The European Medicines Agency supports Rare Disease Day, which is taking place on Thursday 28 February. Rare Disease Day is held every year on the last day of February. Started in 2008, it seeks to raise awareness of rare diseases, and to improve access to treatment and medical representation for individuals with rare diseases and their families. It is coordinated by the European Organisation for Rare Diseases (EURORDIS). This year, the theme of the Rare Disease Day is ‘rare disorders without borders’. The goal is to emphasise the need to work together and share knowledge and resources to better understand and treat the over 6,000 different rare diseases identified to date.
Role of the Agency
About 30 million people living in the European Union (EU) suffer from a rare disease. The EU offers incentives to companies developing ‘orphan’ medicines for conditions affecting not more than 5 in 10,000 people. These include reduced fees for marketing-authorisation applications, scientific advice (protocol assistance) and protection from market competition once the medicine is authorised. These incentives aim to bring more medicines for rare diseases to the European market.
The Agency plays a central role in the development and authorisation of medicines for rare diseases: the European Commission grants orphan designation to medicines on the recommendation of the Agency’s Committee for Orphan Medicinal Products (COMP), and designated orphan medicines are assessed centrally on a European level by the Agency’s Committee for Medicinal Products for Human Use (CHMP), rather than in each Member State separately.
To date, the European Commission has granted more than 1,000 orphan designations and authorised 69 orphan medicines.
The Agency offers advice on development of rare diseases through protocol assistance, a type of scientific advice specifically for companies developing orphan medicines.

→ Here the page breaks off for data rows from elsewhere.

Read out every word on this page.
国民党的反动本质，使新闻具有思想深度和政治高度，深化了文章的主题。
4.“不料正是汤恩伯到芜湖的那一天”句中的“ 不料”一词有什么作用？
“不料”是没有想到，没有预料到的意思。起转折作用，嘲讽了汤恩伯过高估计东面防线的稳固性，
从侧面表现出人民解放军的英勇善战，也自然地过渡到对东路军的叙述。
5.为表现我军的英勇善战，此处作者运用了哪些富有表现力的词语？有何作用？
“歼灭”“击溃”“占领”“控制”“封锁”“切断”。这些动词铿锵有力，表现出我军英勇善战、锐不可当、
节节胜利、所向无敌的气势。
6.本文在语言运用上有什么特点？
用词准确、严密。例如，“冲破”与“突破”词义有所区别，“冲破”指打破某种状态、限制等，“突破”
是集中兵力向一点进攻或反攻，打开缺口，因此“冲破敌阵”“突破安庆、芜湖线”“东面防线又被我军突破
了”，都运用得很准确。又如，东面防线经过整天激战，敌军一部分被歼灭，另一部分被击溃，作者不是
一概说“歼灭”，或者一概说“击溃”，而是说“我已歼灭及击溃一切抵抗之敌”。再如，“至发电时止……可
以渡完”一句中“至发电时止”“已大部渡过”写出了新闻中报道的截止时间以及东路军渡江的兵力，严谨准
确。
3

Following the advice increases the chances of an applicant obtaining a marketing authorisation.
The Agency works with organisations representing patients with rare diseases through EURORDIS.

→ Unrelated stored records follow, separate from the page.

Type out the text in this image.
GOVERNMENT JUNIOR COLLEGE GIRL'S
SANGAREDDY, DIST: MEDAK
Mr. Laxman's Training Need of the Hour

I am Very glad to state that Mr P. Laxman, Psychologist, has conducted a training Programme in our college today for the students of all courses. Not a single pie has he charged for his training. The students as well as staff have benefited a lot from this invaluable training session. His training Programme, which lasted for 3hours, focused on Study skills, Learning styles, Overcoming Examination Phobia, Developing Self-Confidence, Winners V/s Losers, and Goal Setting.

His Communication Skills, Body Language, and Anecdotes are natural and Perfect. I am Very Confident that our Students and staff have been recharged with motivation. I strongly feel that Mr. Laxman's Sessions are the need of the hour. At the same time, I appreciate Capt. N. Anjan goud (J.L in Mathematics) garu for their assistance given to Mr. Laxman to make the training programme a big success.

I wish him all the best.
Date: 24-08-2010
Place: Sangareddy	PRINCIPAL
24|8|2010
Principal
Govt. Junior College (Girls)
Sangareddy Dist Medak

The COMP works closely with international partners on the designation and assessment of orphan medicines. It is committed to encouraging the development of medicines for rare diseases as part of a global effort.

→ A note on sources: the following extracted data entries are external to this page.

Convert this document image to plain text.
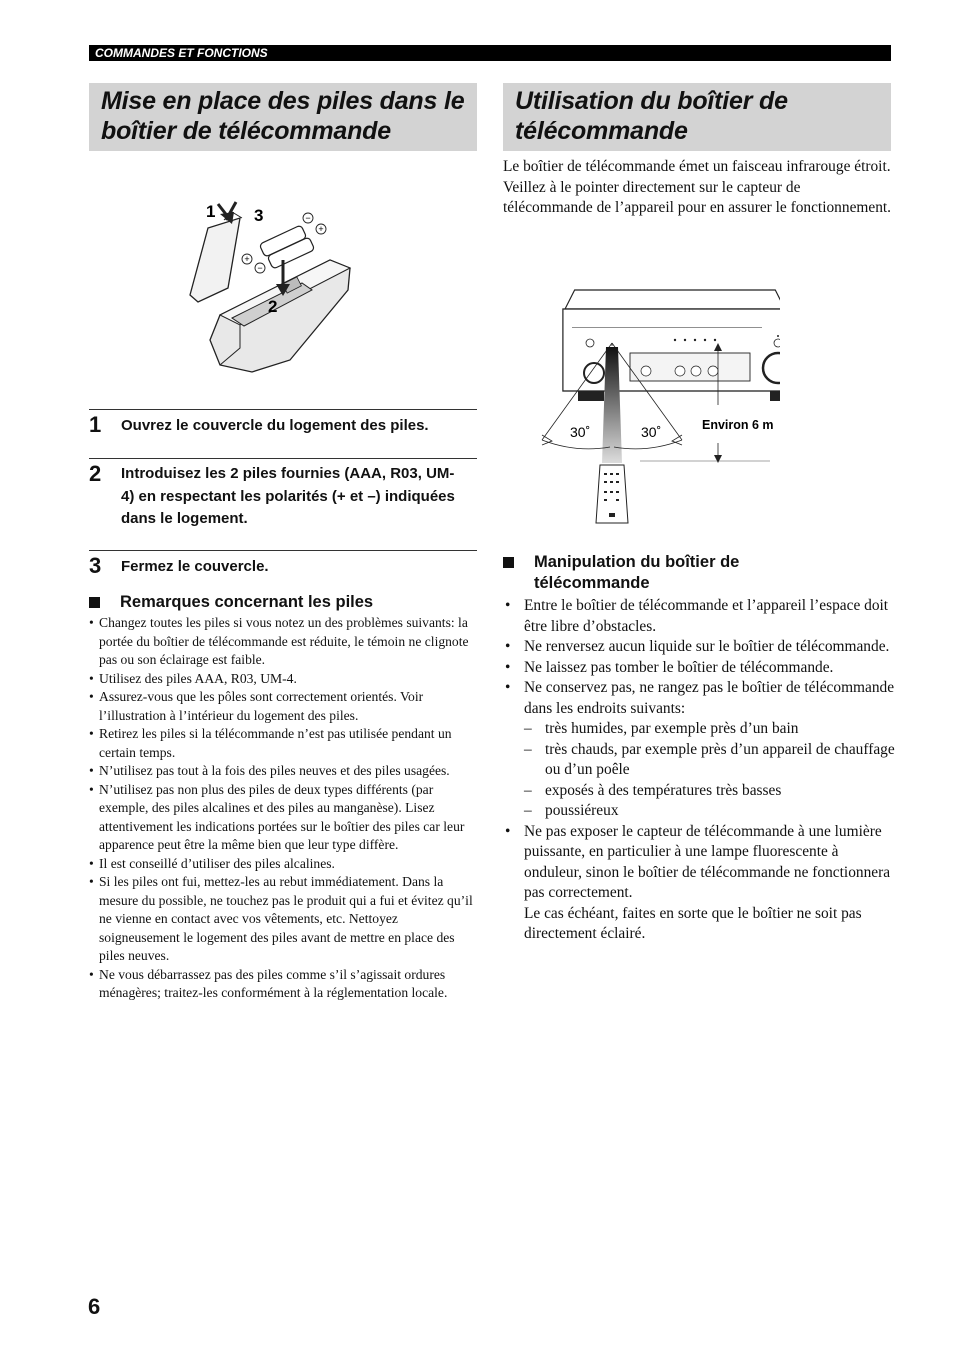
COMMANDES ET FONCTIONS
Mise en place des piles dans le
boîtier de télécommande
Utilisation du boîtier de
télécommande
−
+
+
−
1 3
2
1 Ouvrez le couvercle du logement des piles.
2 Introduisez les 2 piles fournies (AAA, R03, UM-4) en respectant les polarités (+ et –) indiquées dans le logement.
3 Fermez le couvercle.
Remarques concernant les piles
• Changez toutes les piles si vous notez un des problèmes suivants: la portée du boîtier de télécommande est réduite, le témoin ne clignote pas ou son éclairage est faible.
• Utilisez des piles AAA, R03, UM-4.
• Assurez-vous que les pôles sont correctement orientés. Voir l’illustration à l’intérieur du logement des piles.
• Retirez les piles si la télécommande n’est pas utilisée pendant un certain temps.
• N’utilisez pas tout à la fois des piles neuves et des piles usagées.
• N’utilisez pas non plus des piles de deux types différents (par exemple, des piles alcalines et des piles au manganèse). Lisez attentivement les indications portées sur le boîtier des piles car leur apparence peut être la même bien que leur type diffère.
• Il est conseillé d’utiliser des piles alcalines.
• Si les piles ont fui, mettez-les au rebut immédiatement. Dans la mesure du possible, ne touchez pas le produit qui a fui et évitez qu’il ne vienne en contact avec vos vêtements, etc. Nettoyez soigneusement le logement des piles avant de mettre en place des piles neuves.
• Ne vous débarrassez pas des piles comme s’il s’agissait ordures ménagères; traitez-les conformément à la réglementation locale.

Le boîtier de télécommande émet un faisceau infrarouge étroit.

Veillez à le pointer directement sur le capteur de télécommande de l’appareil pour en assurer le fonctionnement.

30˚	30˚	Environ 6 m
Manipulation du boîtier de télécommande
• Entre le boîtier de télécommande et l’appareil l’espace doit être libre d’obstacles.
• Ne renversez aucun liquide sur le boîtier de télécommande.
• Ne laissez pas tomber le boîtier de télécommande.
• Ne conservez pas, ne rangez pas le boîtier de télécommande dans les endroits suivants:
– très humides, par exemple près d’un bain
– très chauds, par exemple près d’un appareil de chauffage ou d’un poêle
– exposés à des températures très basses
– poussiéreux
• Ne pas exposer le capteur de télécommande à une lumière puissante, en particulier à une lampe fluorescente à onduleur, sinon le boîtier de télécommande ne fonctionnera pas correctement.
Le cas échéant, faites en sorte que le boîtier ne soit pas directement éclairé.
6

The Committee is collaborating with the United States United States Food and Drug Administration (FDA), allowing applications for orphan designations to be submitted in parallel to the two agencies. The two authorities have also developed common procedures for submitting annual reports on the status of development of designated orphan medicines. Based on the success of this collaboration, which led to 62% of applications submitted in parallel in the EU and the FDA in 2012, last year the COMP began to collaborate with the Japanese regulatory authorities. A dialogue with Health Canada has been established and a closer collaboration with this country is anticipated in 2013.
The Agency has started working closely with European Network for Health Technology Assessment (EUnetHTA), an organisation that focuses on scientific cooperation in health technology assessment (HTA) in Europe. With respect to orphan medicines, the Agency is working with EUnetHTA towards a better understanding on orphan designation, marketing authorisation of orphan medicines and national competent authorities’ initiatives on availability of designated orphan medicines.
Support to development
The Agency is currently investigating and analysing, through surveys of pharmaceutical companies, how orphan-designated medicines are being developed and what the major hurdles for drug development for rare diseases are. The aim of this initiative is to propose actions to stimulate medicine development in areas of unmet medical need, neglected diseases and rare diseases, and address public-health needs. In this area, the Agency is collaborating with international organisations on medicine development such as the International Rare Diseases Research Consortium (IRDiRC).
2012: Orphan medicines in numbers
- 197 applications for orphan designation received;
- 148 orphan designations granted;
- 10 marketing authorisations for new orphan medicines granted.